Director/Major Shareholder – ‘Simply make withdrawals from the current account!’
In practice, some director/major shareholders tend to constantly withdraw money from their private limited company, because for example they want to have some more financial leeway in their private life. A recent procedure shows that this can have a completely adverse effect when it comes to tax.
Not a (customary) wage.
Proceedings were brought before the Noord-Holland District Court regarding a director/major shareholder (DMS) who had been running a business together with his brother. The DMS was a 50% shareholder of the company through his own holding company. A financial audit showed that the DMS did not receive a salary, despite the fact that he did actually work within the company.
Withdrawals from the current account.
The next question was what the DMS had been living of. Further investigation showed that the DMS used to fully finance his private expenses with withdrawals from his current account of the holding company. In the years 2009 to 2011, he had made withdrawals of € 100,000, € 190,000 and € 200,000 respectively. By the end of 2014, his current-account debt had increased to a whopping € 1,222,000.
Inspector’s point of view
Aware of preferential treatment.
The inspector wanted to have the withdrawals recognised as withdrawals for dividend payments from the private company. In order to do so, the tax inspector must prove that the money has definitively left the private company. The holding company and the DMS must moreover have been aware of this preferential treatment (awareness requirement).
No agreement in place.
During the court session, the tax inspector had no great difficulties substantiating this statement.
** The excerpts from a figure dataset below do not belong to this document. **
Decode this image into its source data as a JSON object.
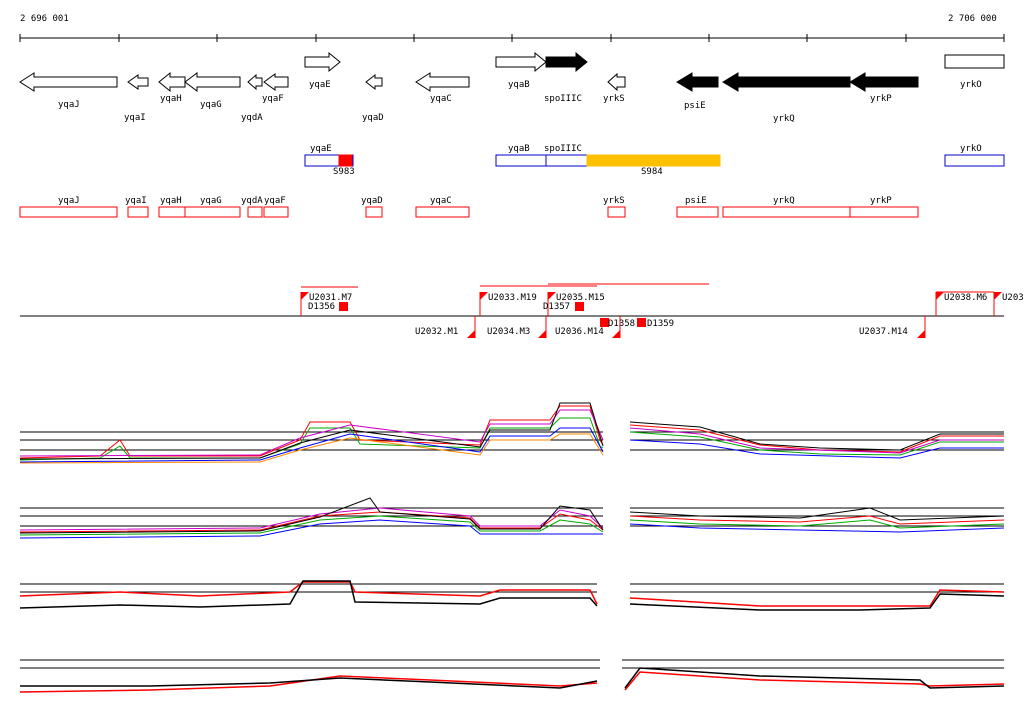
{
  "coordinates": {
    "start": "2 696 001",
    "end": "2 706 000"
  },
  "gene_track": [
    {
      "name": "yqaJ",
      "fill": "#ffffff"
    },
    {
      "name": "yqaI",
      "fill": "#ffffff"
    },
    {
      "name": "yqaH",
      "fill": "#ffffff"
    },
    {
      "name": "yqaG",
      "fill": "#ffffff"
    },
    {
      "name": "yqdA",
      "fill": "#ffffff"
    },
    {
      "name": "yqaF",
      "fill": "#ffffff"
    },
    {
      "name": "yqaE",
      "fill": "#ffffff"
    },
    {
      "name": "yqaD",
      "fill": "#ffffff"
    },
    {
      "name": "yqaC",
      "fill": "#ffffff"
    },
    {
      "name": "yqaB",
      "fill": "#ffffff"
    },
    {
      "name": "spoIIIC",
      "fill": "#000000"
    },
    {
      "name": "yrkS",
      "fill": "#ffffff"
    },
    {
      "name": "psiE",
      "fill": "#000000"
    },
    {
      "name": "yrkQ",
      "fill": "#000000"
    },
    {
      "name": "yrkP",
      "fill": "#000000"
    },
    {
      "name": "yrkO",
      "fill": "#ffffff"
    }
  ],
  "upper_feature_track": {
    "blue_boxes": [
      "yqaE",
      "yqaB",
      "spoIIIC",
      "yrkO"
    ],
    "segments": [
      {
        "name": "S983",
        "color": "#ff0000"
      },
      {
        "name": "S984",
        "color": "#ffc000"
      }
    ]
  },
  "lower_feature_track": {
    "red_boxes": [
      "yqaJ",
      "yqaI",
      "yqaH",
      "yqaG",
      "yqdA",
      "yqaF",
      "yqaD",
      "yqaC",
      "yrkS",
      "psiE",
      "yrkQ",
      "yrkP"
    ]
  },
  "tss_track": {
    "above": [
      "U2031.M7",
      "U2033.M19",
      "U2035.M15",
      "U2038.M6",
      "U203"
    ],
    "below": [
      "U2032.M1",
      "U2034.M3",
      "U2036.M14",
      "U2037.M14"
    ],
    "markers": [
      "D1356",
      "D1357",
      "D1358",
      "D1359"
    ]
  },
  "colors": {
    "accent": "#ff0000",
    "blue": "#0000cc",
    "gold": "#ffc000"
  }
}
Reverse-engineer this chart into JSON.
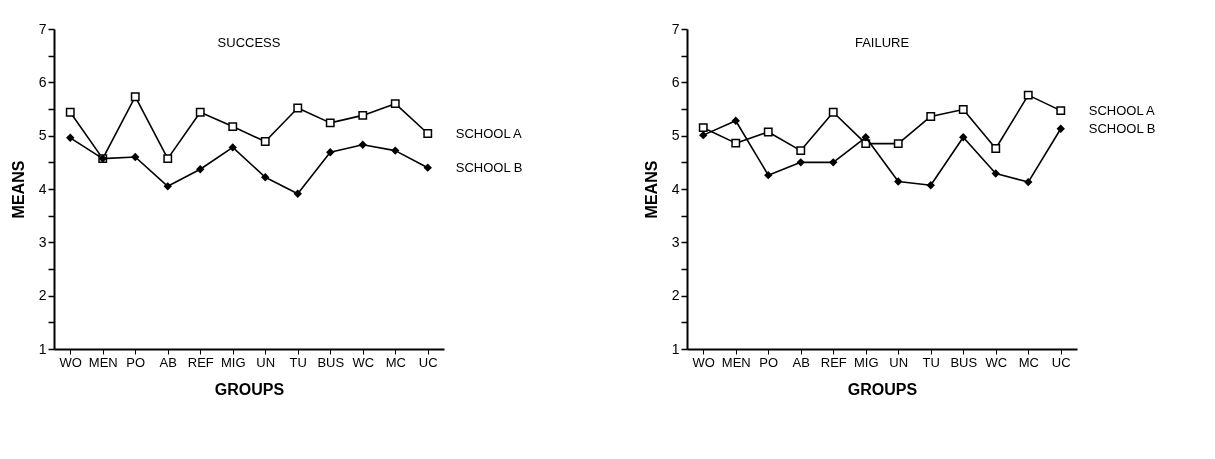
{
  "chart_data": [
    {
      "type": "line",
      "title": "SUCCESS",
      "xlabel": "GROUPS",
      "ylabel": "MEANS",
      "categories": [
        "WO",
        "MEN",
        "PO",
        "AB",
        "REF",
        "MIG",
        "UN",
        "TU",
        "BUS",
        "WC",
        "MC",
        "UC"
      ],
      "series": [
        {
          "name": "SCHOOL A",
          "color": "#000000",
          "marker": "square",
          "values": [
            5.44,
            4.57,
            5.73,
            4.57,
            5.44,
            5.17,
            4.89,
            5.52,
            5.24,
            5.38,
            5.6,
            5.04
          ]
        },
        {
          "name": "SCHOOL B",
          "color": "#000000",
          "marker": "diamond",
          "values": [
            4.96,
            4.57,
            4.6,
            4.05,
            4.37,
            4.78,
            4.22,
            3.91,
            4.69,
            4.83,
            4.72,
            4.4
          ]
        }
      ],
      "ylim": [
        1,
        7
      ],
      "yticks": [
        1,
        {
          "value": 1.5,
          "label": null
        },
        2,
        {
          "value": 2.5,
          "label": null
        },
        3,
        {
          "value": 3.5,
          "label": null
        },
        4,
        {
          "value": 4.5,
          "label": null
        },
        5,
        {
          "value": 5.5,
          "label": null
        },
        6,
        {
          "value": 6.5,
          "label": null
        },
        7
      ],
      "grid": false,
      "legend": false,
      "line_style": "solid"
    },
    {
      "type": "line",
      "title": "FAILURE",
      "xlabel": "GROUPS",
      "ylabel": "MEANS",
      "categories": [
        "WO",
        "MEN",
        "PO",
        "AB",
        "REF",
        "MIG",
        "UN",
        "TU",
        "BUS",
        "WC",
        "MC",
        "UC"
      ],
      "series": [
        {
          "name": "SCHOOL A",
          "color": "#000000",
          "marker": "square",
          "values": [
            5.15,
            4.86,
            5.07,
            4.72,
            5.44,
            4.85,
            4.85,
            5.36,
            5.49,
            4.76,
            5.76,
            5.47
          ]
        },
        {
          "name": "SCHOOL B",
          "color": "#000000",
          "marker": "diamond",
          "values": [
            5.01,
            5.28,
            4.26,
            4.5,
            4.5,
            4.97,
            4.14,
            4.07,
            4.97,
            4.29,
            4.13,
            5.13
          ]
        }
      ],
      "ylim": [
        1,
        7
      ],
      "yticks": [
        1,
        {
          "value": 1.5,
          "label": null
        },
        2,
        {
          "value": 2.5,
          "label": null
        },
        3,
        {
          "value": 3.5,
          "label": null
        },
        4,
        {
          "value": 4.5,
          "label": null
        },
        5,
        {
          "value": 5.5,
          "label": null
        },
        6,
        {
          "value": 6.5,
          "label": null
        },
        7
      ],
      "grid": false,
      "legend": false,
      "line_style": "solid"
    }
  ]
}
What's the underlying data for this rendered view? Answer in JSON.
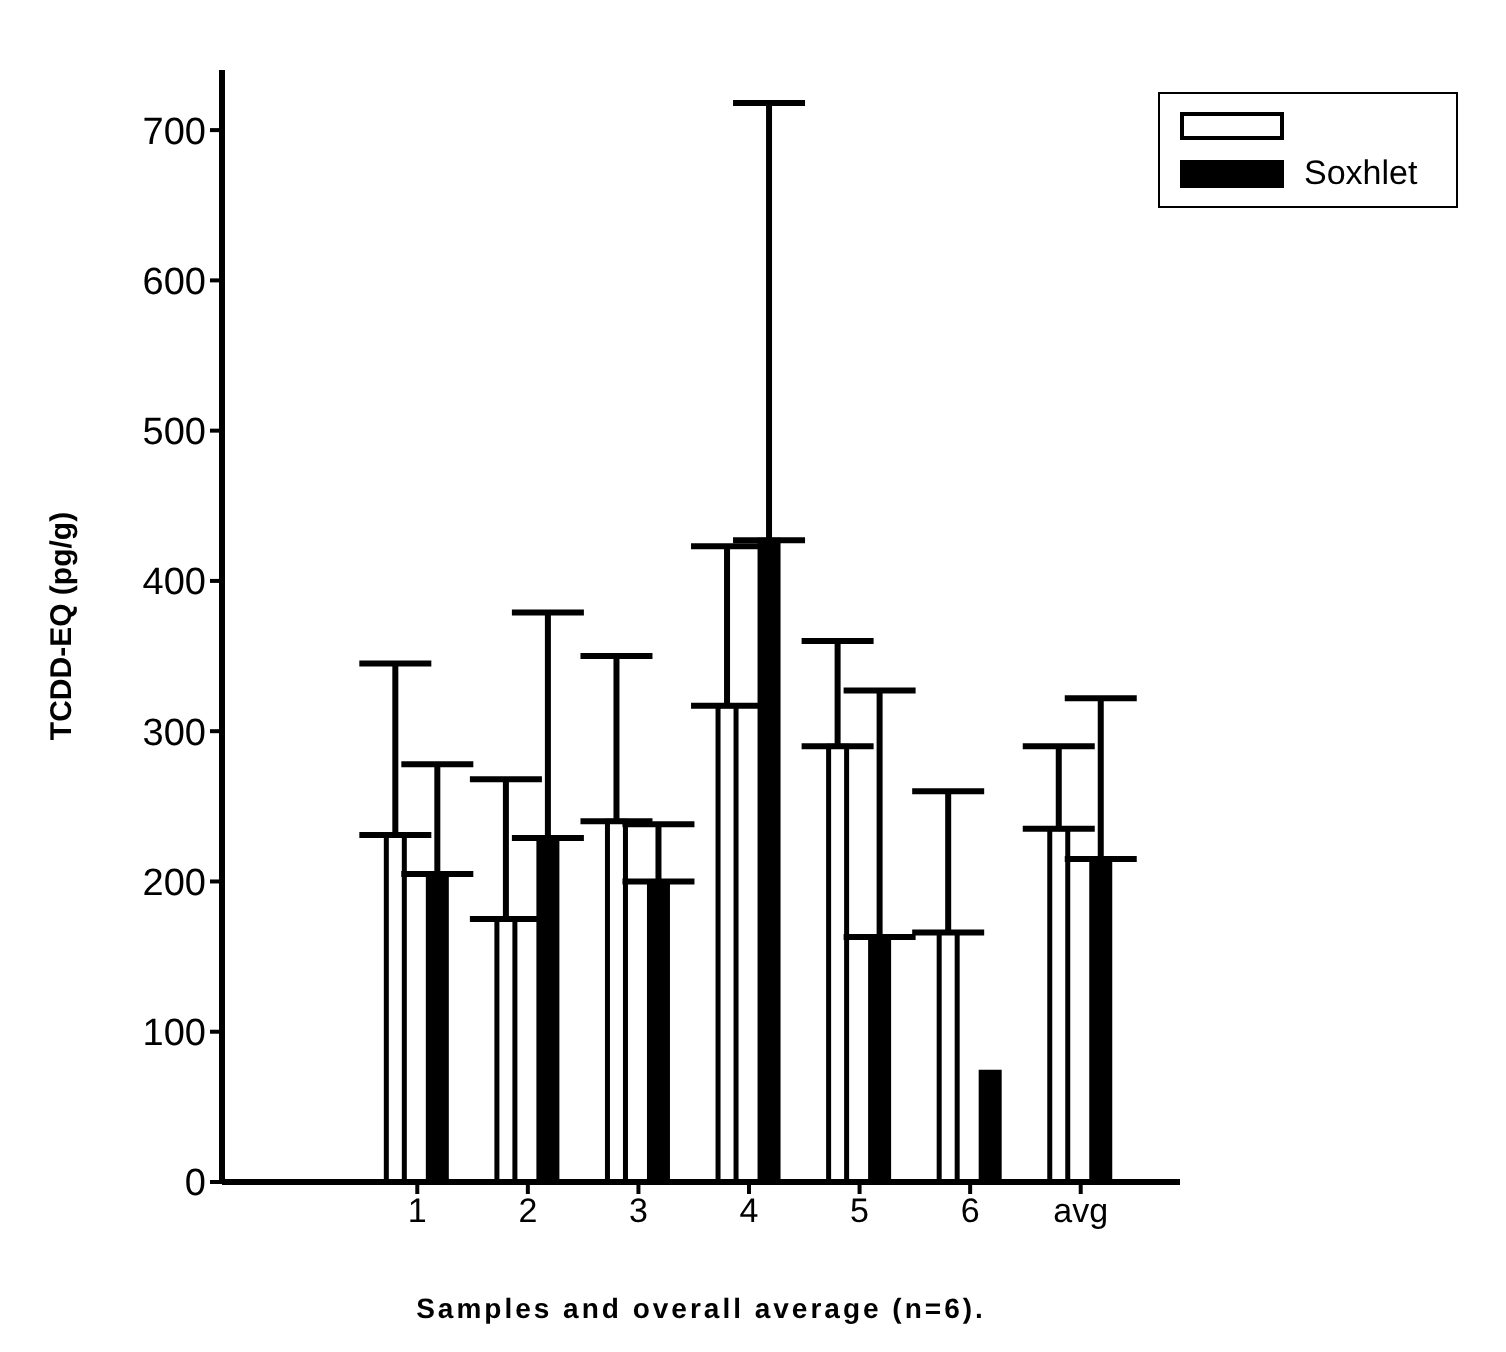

Withdrawals from the current account had been made without a loan agreement being concluded between the private company and the DMS. Consequently, no securities were provided, no repayment schedule had been drawn up and no interest was charged. The private company has never taken any collection measures to receive the money back either. In addition, the DMS had insufficient private means to be able to (ever) repay these withdrawals. The court therefore came to the conclusion that the withdrawals had definitively left the private-company’s assets. In view of the extent of the amounts, the private company and the DMS must have been aware of this.
Substantial subsequent claim.
The tax consequences turn out to be vast. To begin with, the full private withdrawal for each year is classified as a dividend payment. This means that 25% income tax is due on this payment. In addition, a 50% fine is added as well as tax interest. This easily runs up the bill.
A DMS can obviously not simply withdraw large sums of money from your own private company with impunity. If you use this money to live on, it is essential to make sure that you receive a salary from your private company that is sufficient to cover your living expenses.
If you use the cash withdrawals from the limited company for an investment in, for example, your own home or something else, then it’s relevant to draw up a loan agreement with terms commonly used in trade and transactions. The Tax Authorities often require collateral and even a repayment scheme. It’s important to get this organised, unless you are clearly sufficiently creditworthy. Whatever you do, make sure to observe the provisions in the loan agreement.
Avoid making substantial withdrawals from your current account. Make sure your salary is sufficient to make ends meet. It will be useful to set down commercial terms in a loan agreement with regard to high withdrawals for private investments. In this way, you prevent the Tax Authorities from qualifying the withdrawals as a dividend payment subsequently.